Federal Action Could Expand Private Retirement Coverage

About half of private sector workers in the United States have no access to a workplace retirement savings program, especially those who are low-income or employed by a small firm, according to a report by the General Accountability Office (GAO). This is an important issue for states because millions of workers who don’t have enough retirement savings could strain safety net programs.

About 45% of private sector workers participate in a workplace retirement savings program. Using tax data to correct for under-reporting raised the share of workers participating to 54%, but it still indicates that many workers lack coverage. Eighty-four percent of those who are not participating work for employers that don’t offer retirement savings programs or they are not eligible for the programs because they are new employees or in jobs that are excluded from participating. The majority of lower-income workers and those employed by smaller firms say they would participate in a workplace retirement program if is was offered.

Key strategies to expand private sector coverage include encouraging or requiring workplace access, having automatic enrollment, offering financial incentives, and simplifying the program. Pending implementation, California and Illinois would require certain employers to enroll workers automatically in a state-run program, though workers could choose to opt-out.

Combining workplace access with automatic enrollment and financial incentives has helped increase participation in the countries that GAO studied. States and countries have tried to simplify programs by reducing complexity, cost, and risk for workers. Some states intend to reduce burdens for employers by selecting and monitoring providers. They plan to reduce the complexity for workers by limiting investment options.
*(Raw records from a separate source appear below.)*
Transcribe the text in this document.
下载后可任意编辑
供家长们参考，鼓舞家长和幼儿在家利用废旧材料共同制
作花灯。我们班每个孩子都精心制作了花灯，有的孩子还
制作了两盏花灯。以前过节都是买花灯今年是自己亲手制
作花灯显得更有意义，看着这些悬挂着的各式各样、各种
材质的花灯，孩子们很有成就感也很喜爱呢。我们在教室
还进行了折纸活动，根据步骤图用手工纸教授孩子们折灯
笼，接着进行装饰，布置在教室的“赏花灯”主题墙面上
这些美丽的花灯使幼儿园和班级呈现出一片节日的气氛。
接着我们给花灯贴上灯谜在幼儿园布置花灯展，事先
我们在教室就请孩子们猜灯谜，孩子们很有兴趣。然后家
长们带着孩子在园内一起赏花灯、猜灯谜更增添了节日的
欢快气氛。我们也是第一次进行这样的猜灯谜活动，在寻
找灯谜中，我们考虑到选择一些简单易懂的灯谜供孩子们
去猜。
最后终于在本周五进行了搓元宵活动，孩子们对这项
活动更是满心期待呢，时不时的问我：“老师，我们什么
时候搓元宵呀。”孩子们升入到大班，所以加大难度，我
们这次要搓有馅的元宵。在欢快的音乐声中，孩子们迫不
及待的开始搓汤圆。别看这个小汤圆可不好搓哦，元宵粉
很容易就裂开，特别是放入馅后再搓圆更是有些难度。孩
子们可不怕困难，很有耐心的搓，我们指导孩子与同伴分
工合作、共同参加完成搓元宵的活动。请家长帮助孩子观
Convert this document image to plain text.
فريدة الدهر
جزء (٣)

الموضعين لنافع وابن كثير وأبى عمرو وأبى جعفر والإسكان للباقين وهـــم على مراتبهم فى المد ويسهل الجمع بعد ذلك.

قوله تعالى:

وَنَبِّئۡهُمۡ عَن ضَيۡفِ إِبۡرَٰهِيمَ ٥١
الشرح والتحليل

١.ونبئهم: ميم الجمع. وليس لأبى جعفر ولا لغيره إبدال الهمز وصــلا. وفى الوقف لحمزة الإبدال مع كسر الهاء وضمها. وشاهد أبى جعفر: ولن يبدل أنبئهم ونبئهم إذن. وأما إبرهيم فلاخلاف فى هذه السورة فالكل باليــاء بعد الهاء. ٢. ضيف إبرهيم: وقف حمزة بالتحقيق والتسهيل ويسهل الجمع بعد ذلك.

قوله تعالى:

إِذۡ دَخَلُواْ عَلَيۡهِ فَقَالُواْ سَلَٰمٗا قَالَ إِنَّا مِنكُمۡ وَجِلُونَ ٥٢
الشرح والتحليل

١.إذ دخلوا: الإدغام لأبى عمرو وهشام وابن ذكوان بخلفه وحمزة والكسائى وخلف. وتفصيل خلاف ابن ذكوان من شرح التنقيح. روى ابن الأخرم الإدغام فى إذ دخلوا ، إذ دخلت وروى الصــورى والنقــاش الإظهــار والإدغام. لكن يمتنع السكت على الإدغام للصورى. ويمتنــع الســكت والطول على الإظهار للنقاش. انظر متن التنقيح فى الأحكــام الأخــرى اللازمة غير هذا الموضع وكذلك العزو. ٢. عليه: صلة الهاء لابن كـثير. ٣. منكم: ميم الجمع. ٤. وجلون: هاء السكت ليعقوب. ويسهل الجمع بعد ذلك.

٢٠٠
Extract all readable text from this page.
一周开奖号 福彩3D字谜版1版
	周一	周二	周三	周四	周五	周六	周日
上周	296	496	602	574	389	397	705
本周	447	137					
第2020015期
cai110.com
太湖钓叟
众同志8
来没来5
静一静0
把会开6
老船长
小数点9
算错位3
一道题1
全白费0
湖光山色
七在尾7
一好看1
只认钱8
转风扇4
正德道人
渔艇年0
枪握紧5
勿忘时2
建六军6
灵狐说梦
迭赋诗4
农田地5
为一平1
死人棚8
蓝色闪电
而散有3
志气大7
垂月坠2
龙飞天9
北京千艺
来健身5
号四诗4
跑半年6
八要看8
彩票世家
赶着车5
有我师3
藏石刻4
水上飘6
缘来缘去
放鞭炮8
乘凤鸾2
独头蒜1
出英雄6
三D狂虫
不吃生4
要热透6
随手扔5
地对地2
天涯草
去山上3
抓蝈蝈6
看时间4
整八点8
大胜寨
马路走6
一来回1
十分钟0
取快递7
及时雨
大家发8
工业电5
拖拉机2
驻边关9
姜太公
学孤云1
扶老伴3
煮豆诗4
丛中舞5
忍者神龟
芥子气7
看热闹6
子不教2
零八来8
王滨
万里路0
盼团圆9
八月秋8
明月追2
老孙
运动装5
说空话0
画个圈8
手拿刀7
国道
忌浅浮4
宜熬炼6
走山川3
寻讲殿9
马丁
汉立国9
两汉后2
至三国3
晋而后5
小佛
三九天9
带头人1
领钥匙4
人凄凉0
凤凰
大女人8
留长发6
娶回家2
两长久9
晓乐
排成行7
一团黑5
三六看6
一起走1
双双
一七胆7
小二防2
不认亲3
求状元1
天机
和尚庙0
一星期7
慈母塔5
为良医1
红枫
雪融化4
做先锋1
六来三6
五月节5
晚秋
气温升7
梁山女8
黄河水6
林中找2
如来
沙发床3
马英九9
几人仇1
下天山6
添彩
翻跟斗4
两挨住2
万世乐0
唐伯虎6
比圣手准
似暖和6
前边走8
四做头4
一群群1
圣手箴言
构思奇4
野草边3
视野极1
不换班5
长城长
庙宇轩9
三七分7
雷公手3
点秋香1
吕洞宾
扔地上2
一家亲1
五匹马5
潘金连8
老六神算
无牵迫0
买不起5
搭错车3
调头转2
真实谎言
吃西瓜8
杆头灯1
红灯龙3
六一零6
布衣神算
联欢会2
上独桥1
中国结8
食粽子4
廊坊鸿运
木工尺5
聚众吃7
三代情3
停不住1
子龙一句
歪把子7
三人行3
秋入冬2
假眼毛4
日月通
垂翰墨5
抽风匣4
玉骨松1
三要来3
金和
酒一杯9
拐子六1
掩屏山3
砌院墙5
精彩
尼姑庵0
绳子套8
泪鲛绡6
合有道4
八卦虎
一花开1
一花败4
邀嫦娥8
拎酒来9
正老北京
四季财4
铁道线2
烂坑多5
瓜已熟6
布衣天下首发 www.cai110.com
State and national stakeholders say that the Employee Retirement Income Security Act of 1974 (ERISA) creates challenges that could delay or deter state efforts to expand coverage. ERISA preempts any state law relating to employee benefit plans for private sector workers. Four of the six states that GAO reviewed intend to create payroll deduction IRA programs that would not be considered employee benefit plans. But under ERISA, it is unclear whether a state can offer such programs or certain program features. Regulations from the Departments of Labor (DOL) and the Treasury also create uncertainty.

In addition to federal efforts, a growing number of states have proposed efforts to expand coverage in private sector workplace retirement savings programs. Other countries have also implemented similar efforts. GAO suggests that Congress consider giving states limited flexibility to expand private sector coverage. Agencies generally agreed with GAO’s recommendation. DOL plans to issue a proposed rule on state programs by the end of 2015

Medicare Advantage and Part D Market to Remain Stable in 2016

The market for Medicare Advantage and Medicare prescription drug plans will remain stable in 2016, according to the Medicare Rights Center. Next year, consumers will continue to see a stable Part D plan market with average premiums at $32.50 per month. The coverage of generic drugs increases to 42% of the cost of the drug in the doughnut hole. Coverage of brand name drugs will remain at 55%. Millions of older adults and people with disabilities will see affordable premiums and similar access to plans as they have in years past. As the Affordable Care Act (ACA) strengthens Medicare Advantage and prescription drug plans, beneficiaries are protected from significant increases in plan costs, benefits remain stable, and access to higher-quality plans is strong.

Enrollment in Medicare Advantage is at an all-time high. Next year the average premium will be $32.60, down from $32.91 in 2015. Additionally, 99% of people with Medicare will have access to a plan in 2016. There are now more four to five star plans than ever based on Medicare’s Star Quality Rating.